The two other artists involved is the creation of ‘Handmade’ are Dimon John and Charitha Attalage. Dimon John is a film director and a screenwriter who began his career as a graphic designer and is now an independent assistant director. His debut short film ‘Waves Interrupted’ (2018) was acclaimed at both local and international film festivals. Charitha Attalage is a French-born Sri Lankan music producer who is currently based in Los Angeles and is a trained classical Tabla player. For the last 10 years, he has worked as a composer, recording artist, music producer, lyricist and audio engineer.
The film ‘Handmade’ begins in a typical Sri Lankan colonial house, with an elderly, adept lady weaving lace using traditional weaving equipment. The mannequin comes alive, as the garment is designed, incorporated with other material and finally put together. As the newly born young woman discovers nature and its numerous enchantments, the lace gives her character, beauty and a sublime sensitivity captured in the film with clever use of lighting, colours and music. Kasuni, along with her co-creators Dimon and Charitha engaged in conversation with ARTRA, about how the film captured the identity of KÛR while telling the story of lace weaving in Sri Lanka at New York Fashion Week.
Q | What is the story of KÛR?
Kasuni | KÛR is a contemporary women’s wear line which incorporates handmade lace into contemporary fashion defining authenticity as luxury by revitalizing an age old dying craft from Sri Lanka. Our handmade craft with fine detailing is designed for the contemporary woman with an aspiration for a hallmark product seeking serenity and freedom.
Q | What is the relationship you personally see between fabric and film?
Kasuni | Lace weaving is the climax of this film.
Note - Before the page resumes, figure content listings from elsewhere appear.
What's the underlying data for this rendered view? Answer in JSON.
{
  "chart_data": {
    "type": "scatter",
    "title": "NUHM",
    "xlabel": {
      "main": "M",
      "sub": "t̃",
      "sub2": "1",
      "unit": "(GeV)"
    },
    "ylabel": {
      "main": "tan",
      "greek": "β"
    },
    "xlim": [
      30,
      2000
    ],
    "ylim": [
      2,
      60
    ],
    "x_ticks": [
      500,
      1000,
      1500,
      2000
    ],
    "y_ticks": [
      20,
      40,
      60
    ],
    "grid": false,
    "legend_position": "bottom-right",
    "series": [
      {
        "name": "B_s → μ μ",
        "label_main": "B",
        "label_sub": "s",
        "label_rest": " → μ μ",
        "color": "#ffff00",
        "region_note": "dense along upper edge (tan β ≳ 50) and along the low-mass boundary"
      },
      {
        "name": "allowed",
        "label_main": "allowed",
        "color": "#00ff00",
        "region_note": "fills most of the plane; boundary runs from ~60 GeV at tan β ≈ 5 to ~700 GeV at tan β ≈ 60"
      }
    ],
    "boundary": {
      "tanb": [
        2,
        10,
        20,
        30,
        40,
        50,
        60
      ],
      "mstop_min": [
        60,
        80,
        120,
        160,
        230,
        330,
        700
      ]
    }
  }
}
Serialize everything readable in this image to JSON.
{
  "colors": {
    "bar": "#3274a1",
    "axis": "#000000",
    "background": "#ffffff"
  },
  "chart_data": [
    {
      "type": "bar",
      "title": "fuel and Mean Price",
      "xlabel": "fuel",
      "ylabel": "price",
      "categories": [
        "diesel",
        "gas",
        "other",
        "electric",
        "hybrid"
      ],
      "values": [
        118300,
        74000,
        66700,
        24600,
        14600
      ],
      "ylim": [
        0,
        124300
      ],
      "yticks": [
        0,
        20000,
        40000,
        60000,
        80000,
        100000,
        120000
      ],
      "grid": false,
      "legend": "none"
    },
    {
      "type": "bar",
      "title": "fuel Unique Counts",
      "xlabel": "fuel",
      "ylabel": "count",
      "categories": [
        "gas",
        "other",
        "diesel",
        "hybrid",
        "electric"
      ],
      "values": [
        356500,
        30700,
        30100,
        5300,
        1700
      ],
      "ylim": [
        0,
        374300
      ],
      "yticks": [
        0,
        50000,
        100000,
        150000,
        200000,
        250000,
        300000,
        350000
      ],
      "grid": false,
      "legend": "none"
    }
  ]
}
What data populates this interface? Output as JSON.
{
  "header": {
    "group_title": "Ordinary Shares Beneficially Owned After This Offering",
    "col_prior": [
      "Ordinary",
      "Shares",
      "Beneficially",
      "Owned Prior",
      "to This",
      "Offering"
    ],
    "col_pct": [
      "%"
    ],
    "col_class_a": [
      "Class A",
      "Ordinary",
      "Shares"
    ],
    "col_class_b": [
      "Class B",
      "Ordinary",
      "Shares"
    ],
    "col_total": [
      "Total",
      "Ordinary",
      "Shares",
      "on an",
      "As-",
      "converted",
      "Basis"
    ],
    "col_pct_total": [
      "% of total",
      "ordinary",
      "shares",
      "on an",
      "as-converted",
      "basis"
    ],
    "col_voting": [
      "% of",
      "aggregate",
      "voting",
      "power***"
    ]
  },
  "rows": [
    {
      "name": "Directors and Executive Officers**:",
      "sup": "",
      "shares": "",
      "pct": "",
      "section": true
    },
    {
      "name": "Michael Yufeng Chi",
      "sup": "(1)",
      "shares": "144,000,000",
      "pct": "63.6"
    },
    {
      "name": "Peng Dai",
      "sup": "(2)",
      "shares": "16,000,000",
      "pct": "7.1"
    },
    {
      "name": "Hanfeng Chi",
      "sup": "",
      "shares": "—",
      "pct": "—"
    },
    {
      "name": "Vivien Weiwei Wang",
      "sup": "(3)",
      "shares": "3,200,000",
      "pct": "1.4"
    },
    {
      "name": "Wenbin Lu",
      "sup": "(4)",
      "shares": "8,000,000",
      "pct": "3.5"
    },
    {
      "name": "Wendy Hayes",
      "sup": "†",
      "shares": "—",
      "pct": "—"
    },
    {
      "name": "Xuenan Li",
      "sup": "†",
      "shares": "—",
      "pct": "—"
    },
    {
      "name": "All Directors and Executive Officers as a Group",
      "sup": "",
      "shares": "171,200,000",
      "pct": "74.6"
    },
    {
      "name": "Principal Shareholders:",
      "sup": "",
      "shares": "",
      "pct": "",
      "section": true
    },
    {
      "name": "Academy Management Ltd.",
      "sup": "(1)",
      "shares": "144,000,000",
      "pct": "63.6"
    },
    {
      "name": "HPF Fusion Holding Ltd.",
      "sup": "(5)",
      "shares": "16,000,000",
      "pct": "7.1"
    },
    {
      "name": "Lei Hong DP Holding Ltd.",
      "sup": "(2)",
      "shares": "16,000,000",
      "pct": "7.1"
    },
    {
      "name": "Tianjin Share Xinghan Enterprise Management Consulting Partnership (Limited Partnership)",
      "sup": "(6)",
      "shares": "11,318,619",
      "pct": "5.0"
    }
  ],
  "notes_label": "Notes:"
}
We wanted to share the story through a fantasy realm, and represent the timelessness and finesse of this craft in contemporary fashion. As the lifeless doll comes alive in KÛR’s creation, she becomes a time traveller who experiences real life in her journey. It shows that she can represent herself boldly to the world. The second character represents another community and shares the story of diversity. The lace craftsmanship and the finest fabric represent throughout the story in a seamless stand point.
Q | What motivated you to be a part of a fashion film, and what was the unique proposition that it offered to you as visual/performance professionals? Dimon | I have always been interested in fashion and textile, and it pleased me to experiment with unconventional and abstract storytelling methods using fashion as its core. KÛR uses old handmade beeralu lace craft as the basis of the brand’s contemporary designs. So I developed a fantasy story that’s happening in a surreal world far away, quite like folklore, that could capture the idea.
Charitha | I thoroughly enjoyed being a part of this fashion film as it provided me with a novel context. To ensure that music translates the varying stages of this fashion film, I composed music in three different phases; Phase one starts with a disturbed tenderness in the music arrangement depicting the troubled yet enduring sentimentality of women. Thereafter, phase two is a change of sound expressing newness. The mood is maintained to build upon how new life (art) is born with hopes to explore in order to identify its place in nature (in the market). Phase three is all about survival. Music was created to give a Neoclassical feeling to the audience not aiming comfort but a stubbornness of attitude towards entering a new door along one’s roots aligned.